The vice president for Academic Affairs and Provost of the University of Liberia, Dr. Wede Elliott-Brownell, wants laws enacted to curtail academic malfeasance and corruption in the education sector.
Addressing a news conference Thursday, December 12, in Monrovia, Dr. Brownell pleaded with the National Legislature to a enact law that would criminalize academic malfeasance. She proposed the title of said legislation as, “Academic Felony.” The intent, Dr. Brownell indicated, “Is for educators, who are determined to destroy the future of Liberia by destroying the minds of our young people, to be prosecuted harshly.”
She maintained that there exists scores of “academic criminals” at the state-run university for which there needs to be laws enacted to protect the future of Liberian students and the entire education sector.
Dr. Brownell did not say whether she, or any member of the public has drafted the proposed legislation and is willing to present it to the Legislature for enactment; she did say that when enacted, said Bill will improve the country’s educational system and promote better learning at the UL.
If Dr. Brownell does not have draft legislation but has the concept, legislative commentators observed, “The UL Provost could engage lawmakers that have direct oversight into the matter in order to develop a draft for its presentation to the lawmakers.”
She described the propose legislation as the only alternative to tackling academic malfeasance, particularly at the University of Liberia. “I have uncovered over LD$2 million (US$25,000 at prevailing rate of L$80) from many illegal activities at the UL from these criminal gangs that are active in the system of the university,” the UL Provost added.
Interestingly, this proposed legislation is vital to the survivability of Liberia’s educational sector that was recently described as a “Mess” by President Johnson Sirleaf.
Since the President’s pronouncement, little or nothing has been done to clean up the sector thereby forcing critics to share the opinion that government is losing its grip when it comes to academy fraud.
It is important that the legislation is crafted before the legislature resumes its legislative session in January next year. Most members of the legislature will be engaged with election related issues.
Dr.

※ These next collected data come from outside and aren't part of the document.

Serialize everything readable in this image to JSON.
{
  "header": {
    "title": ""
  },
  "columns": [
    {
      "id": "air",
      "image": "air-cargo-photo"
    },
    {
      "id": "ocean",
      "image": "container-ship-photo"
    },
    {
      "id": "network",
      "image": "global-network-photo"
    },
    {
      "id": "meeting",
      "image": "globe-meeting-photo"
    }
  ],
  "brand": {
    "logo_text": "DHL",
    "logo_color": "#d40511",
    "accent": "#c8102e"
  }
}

Brownell is struggling against being removed from office by UL faculty members and a group of students who are determined to see her “vacate the UL;” they say it is in an effort to pave the way for what they claim should result in a more professional management of the nation’s highest institution of learning.
But Dr. Brownell has since described those calling for her removal as a “handful of noise-makers that want to ruin the institution.”